Actually, I'd disagree that it's the geometry of modern racing bikes. I've ridden plenty of them and even have one, although my favorite bike for long rides is an on-topic Raleigh. They are plenty stable, and tend to be easier to ride no-handed than my Raleigh. The problem that many riders have with riding one-handed in a race is that the most stable way of doing it is to put your one hand on the tops of the bar near the stem, from which position you can't feather the brakes should you need to. It takes a lot of trust and security to be willing to take your hands away from the brakes in the middle of a pack (especially in a women's race where they often combine all categories, and as a result there's a wide range of skill levels and some people are in rather over their heads), and many riders have been taught that it's bad to hold onto the hood with one hand. Anyway, I suspect it's more an issue of her comfort level than the front-end geometry of the bike. And you'd be amazed at how many women who race are very nervous about that sort of thing. I haven't raced in a couple of years, but I am a cat 3 and it never ceases to amaze me how many women (and men too, for that matter) race and train seriously but have no confidence at all in their handling skills and a very low comfort level with pack riding, bad pavement, riding no hands, drinking while riding, etc. And I've been in some race situations where I would certainly not take one hand off the bars, regardless. Actually though, I've met a surprising number of brevet riders who feel insecure about that, and they aren't even riding in packs. I can't imagine riding brevets without being able to ride hands-free sometimes. It's so much easier to open bars with both hands, or sit up and have a bar in one hand and a bottle in the other, or sit up and stretch, add/remove clothing, fiddle with the cue sheet, etc, without having to stop. But I even met riders on PBP who said they never or rarely ride hands-free (or don't know how to) and don't even like taking one hand off the bars. So in this case, I wouldn't pin it on the geometry of the bike at all; it may be that race dynamics have changed so that there are more situations where you can't really afford to take one hand off the bars, but I don't think the handling characteristics of the bikes have anything to do with it.
Emily O'Brien Medford, MA
> -------Original Message-------
> From: Kenneth Freeman <firstname.lastname@example.org>
> Subject: Re: [CR]Re: thread on change in styles
> Sent: 01 Feb '08 18:31
> I have a friend in one of the LBS, who races CX and road events locally,
> in her mid-20s (half my age!). While talking about getting some OT
> handlebars and how I'm not going to friction shift this bike, she said she
> can't imagine riding without both hands on the bars, and that there is
> instability if she takes one off for much other than drinking water. This
> seems new! My more classic frames, 1980 Masi and 1982 or so Mondonico, can
> easily be controlled and ridden with one hand, and I have nowhere near her
> skill and fitness level.
> She feels she needs this constant positive control in the peleton, but
> won't have it if she releases a hand.
> This change in riding style may be driven by different geometry, in turn
> driven by not needing to let go of the 'bars. I assume she rides a (ot)

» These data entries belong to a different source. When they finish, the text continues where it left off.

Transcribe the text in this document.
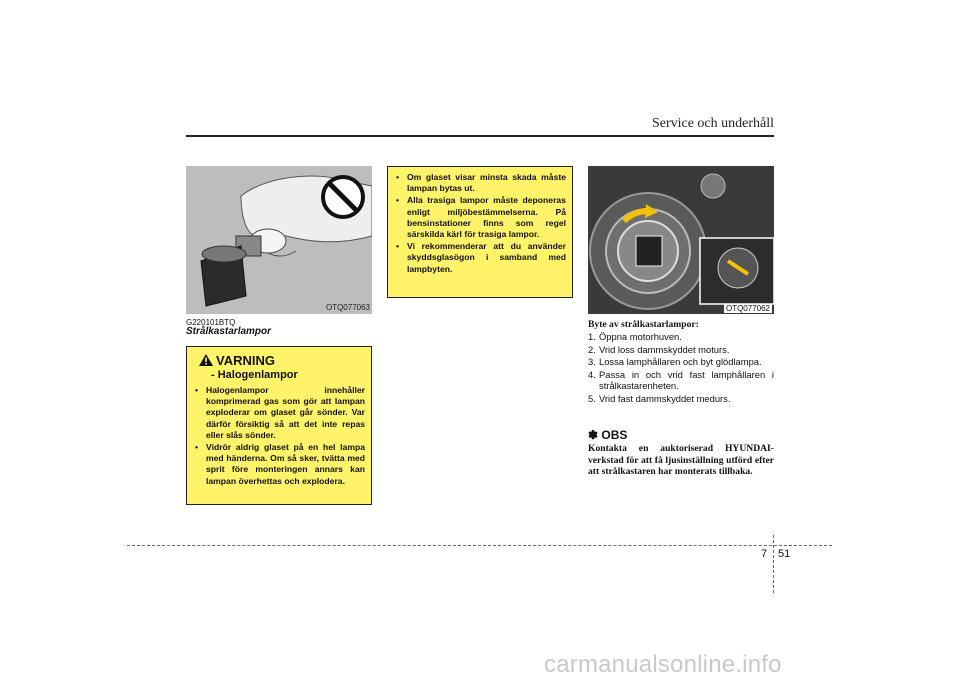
Service och underhåll
OTQ077063
G220101BTQ
Strålkastarlampor
VARNING
- Halogenlampor
• Halogenlampor innehåller komprimerad gas som gör att lampan exploderar om glaset går sönder. Var därför försiktig så att det inte repas eller slås sönder.
• Vidrör aldrig glaset på en hel lampa med händerna. Om så sker, tvätta med sprit före monteringen annars kan lampan överhettas och explodera.
• Om glaset visar minsta skada måste lampan bytas ut.
• Alla trasiga lampor måste deponeras enligt miljöbestämmelserna. På bensinstationer finns som regel särskilda kärl för trasiga lampor.
• Vi rekommenderar att du använder skyddsglasögon i samband med lampbyten.
OTQ077062
Byte av strålkastarlampor:
1. Öppna motorhuven.
2. Vrid loss dammskyddet moturs.
3. Lossa lamphållaren och byt glödlampa.
4. Passa in och vrid fast lamphållaren i strålkastarenheten.
5. Vrid fast dammskyddet medurs.
✽ OBS
Kontakta en auktoriserad HYUNDAI-verkstad för att få ljusinställning utförd efter att strålkastaren har monterats tillbaka.
7 51
carmanualsonline.info
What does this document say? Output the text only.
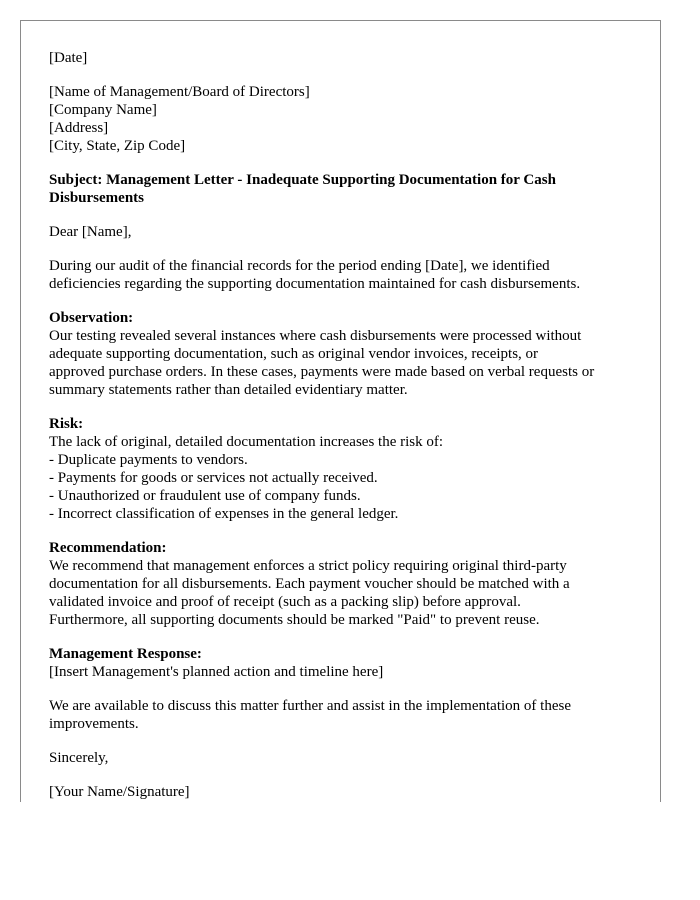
[Date]
[Name of Management/Board of Directors]
[Company Name]
[Address]
[City, State, Zip Code]
Subject: Management Letter - Inadequate Supporting Documentation for Cash
Disbursements
Dear [Name],
During our audit of the financial records for the period ending [Date], we identified
deficiencies regarding the supporting documentation maintained for cash disbursements.
Observation:
Our testing revealed several instances where cash disbursements were processed without
adequate supporting documentation, such as original vendor invoices, receipts, or
approved purchase orders. In these cases, payments were made based on verbal requests or
summary statements rather than detailed evidentiary matter.
Risk:
The lack of original, detailed documentation increases the risk of:
- Duplicate payments to vendors.
- Payments for goods or services not actually received.
- Unauthorized or fraudulent use of company funds.
- Incorrect classification of expenses in the general ledger.
Recommendation:
We recommend that management enforces a strict policy requiring original third-party
documentation for all disbursements. Each payment voucher should be matched with a
validated invoice and proof of receipt (such as a packing slip) before approval.
Furthermore, all supporting documents should be marked "Paid" to prevent reuse.
Management Response:
[Insert Management's planned action and timeline here]
We are available to discuss this matter further and assist in the implementation of these
improvements.
Sincerely,
[Your Name/Signature]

> Specialized Tarmac or something, maybe an Orbea.
> Ken Freeman
> Ann Arbor, MI USA
> ----- Original Message ----
> From: Emily O'Brien <email@example.com>
> To: firstname.lastname@example.org; email@example.com
> Sent: Wednesday, January 30, 2008 11:36:02 PM
> Subject: [CR]Re: Classicrendezvous Digest, Vol 61, Issue 103
> > I'd factor in huge improvements in road surfaces. I've had guys INSIST
> > PX-10 is a "touring" geometry and not racing! That shows you how
> angles, top
> > tube lengths and fork rakes have changed as road surfaces have
> improved. How
> > many modern cyclists even know why racing cyclists wore goggles up to
> > the mid 1950s?
> Another difference is how pro races work, and how the format has changed.
> Stages of the Tour de France have gotten shorter, but they've also gotten
> faster. When it started, support wasn't allowed at all; now those guys
> don't even take a piss without help. They don't have to ride for nearly as
> long at a stretch, but they have to go a lot faster.
> > When you look at old bikes, you begin to realize that much of the
> > technology changed because riding styles changed, and on the other
> > hand, riding styles changed because technology changed.
> Those are the things I'm curious about; after all, it's always a two way
> It does make me speculate about how the geometry or ride styles from
> different periods might suit different riders or body types in different
> ways. Seat tube angles, for example, will vary partly with the usage,
> partly with style over time, but partly with the biomechanics of an
> individual rider's leg and the requirements of what they're doing.
> I'm not so much interested in any one period in particular; just whatever
> periods people care to talk about.